My absolute favourite photo of all the Chilean shots. I first wrote a long explanation of it but it’s better to leave it unexplained. This one is going on my own wall. It will be my La Gioconda.

This one is not so bad. I was thinking of the David Hockney painting Splash at the time. I thought it had a pair of legs in it but I guess it doesn’t. Which is good since I didn’t intend to copy it. I must have remembered the painting wrong. Either that or I have seen some other picture somewhere that looks similar. I’m sure somewhere there exists a photo almost exactly like this one. I still like this. For me it is an example of how sometimes things actually work out. I wanted a photo of a pair of legs sticking up. Just like this. So I stood by the pool for a while until a pair of strange legs happened by.

Another one of my personal favourites from Santiago. Just a few feet away from the store where I shot the previous photo, this woman was standing on the sidewalk with her kitten. Beeing high on adrenalin after having gotten one good image on film already, I asked her if I could take a picture, pointing to the kitten. She seemed delighted. It wasn’t perfect so I asked her for one more. She pretended to be a little annoyed but I could tell that she loved the attention.

Finally a photo that I’m very happy with. I had walked many times past this store which sold things to decorate your garden with. As I have mentioned before, in Chile they don’t have garden gnomes. They have black people. Wouldn’t you like a nice garden negro for your lawn? Of course you would. Who wouldn’t? And they’re lifesize too and always happy.
The bars in front made an obvious iconographic image. I clicked away several identical exposures just in case some accident would happen to one of the film frames in development.

The building across from the one I lived in. This should have been a photo of the girl who had just walked up the stairs minutes earlier. But I missed it, which was a shame because she made a much better subject. Her school uniform skirt blew up in the wind. It wasn’t quite as indecent as it sounds. Just a very good picture. Slightly unreal like a Noman Rockwell painting.

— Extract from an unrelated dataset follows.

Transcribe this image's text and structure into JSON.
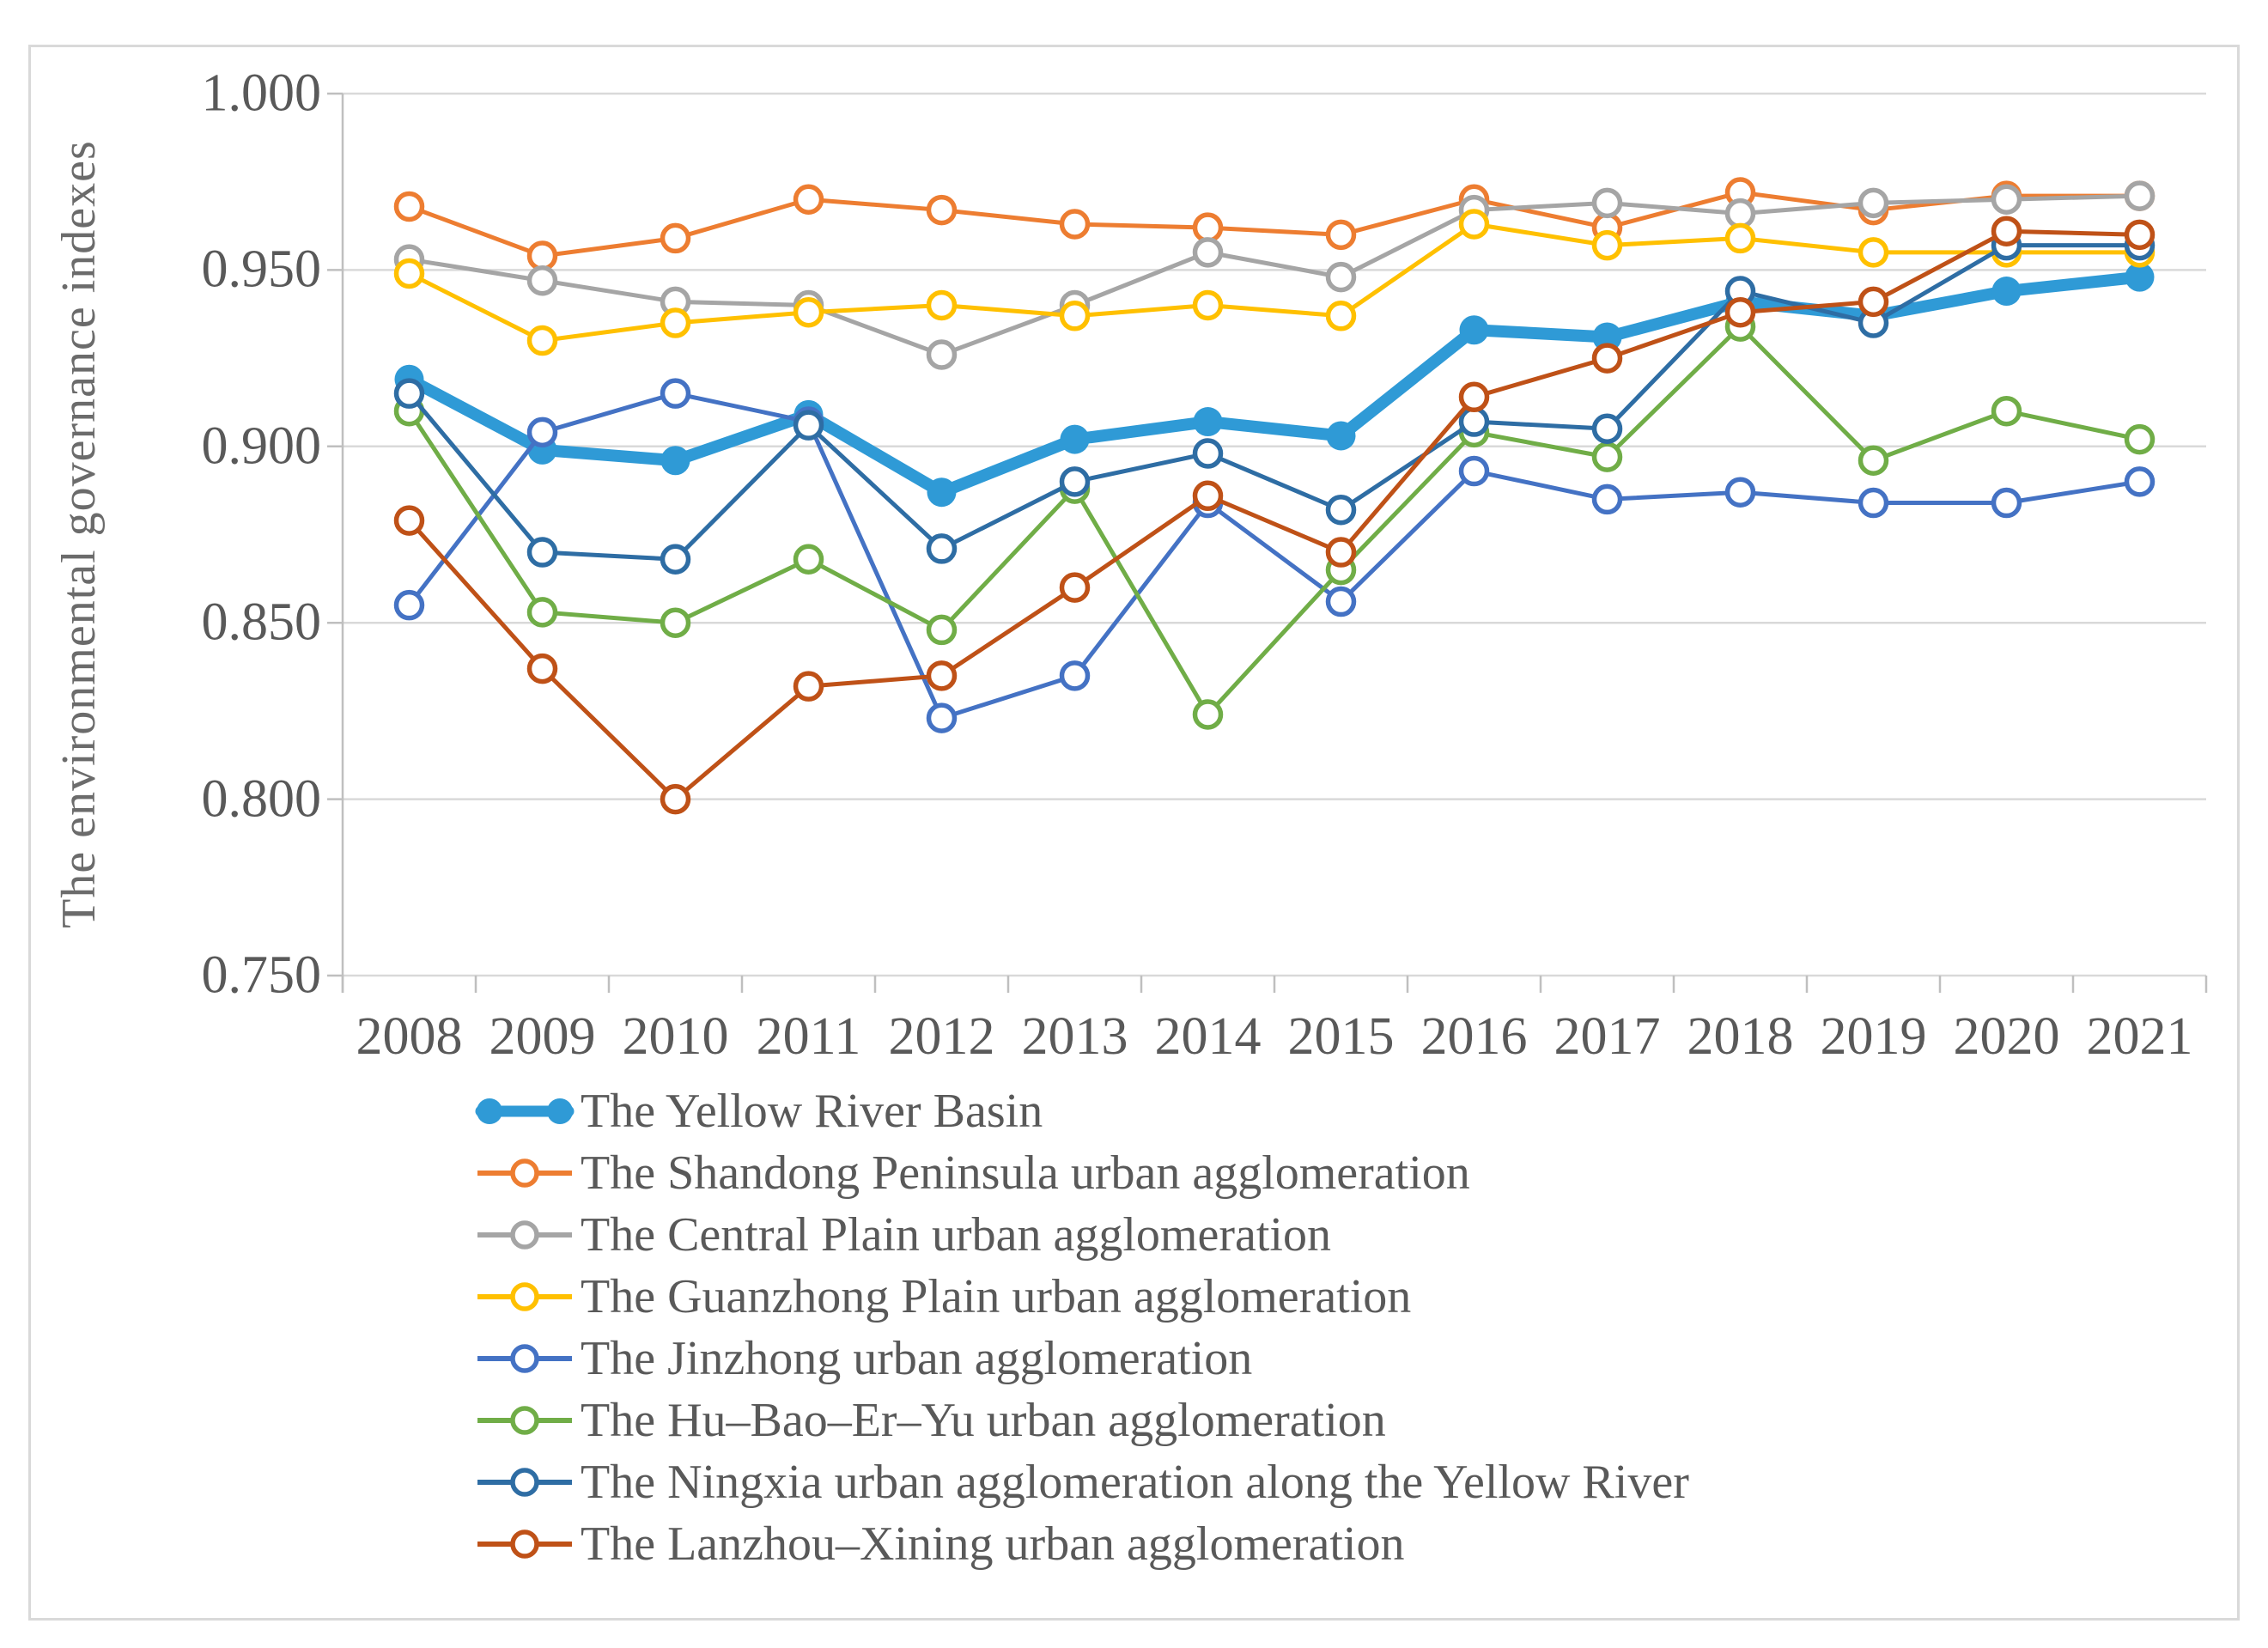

From my nightly walks around the neighborhood in Santiago. This is supposed to be a dog, but of course it’s really too dark to tell. Oh well. I stood for a while overlooking this scene after I had shot this, realizing that it would be impossible to make out. But it was an old dead end street which was blocked off so no cars would arrive and there were no houses nearby, only a school that was closed for the evening So I could have hung around forever and nobody else would have shown up. Maybe a white dog instead of a black one. Something always happens eventually. But at some point one must move on.

Small stencil graffiti on lamppost at Plaza Ñuñoa, Santiago de Chile.

Probably the best Chilean photo so far in this series. Jaime the guitar player is searching his memory for an old song. This was at a family reunion party with people coming from many other countries and even other continents to participate. I keep telling M that with their manpower they could form their own country.
Jaime went on singing and playing for hours. He was very good. His repertoir seemed endless.

Here is one I wish I had done differently. I was only in this shoe repair shop for a minute or two and only had time to shoot one frame. What was special about this place was the incredible amount of things everywhere. So many details. By blurring everything out it lost rather than gained atmosphere.
I wish I could have been there longer. These two old men were drinking and repairing shoes. Everything was old. There was a poster of Humphrey Bogart on the wall. And piles of shoes literarily in piles.
But the old guys were drunk. One of them were grumpy and difficult and the other one I think was hitting on the woman who brought me there. M said that we had to leave because they didn’t want us there but my impression was that they wanted us there forever. Especially Susana.

This one I like more than the other recent shots from Santiago.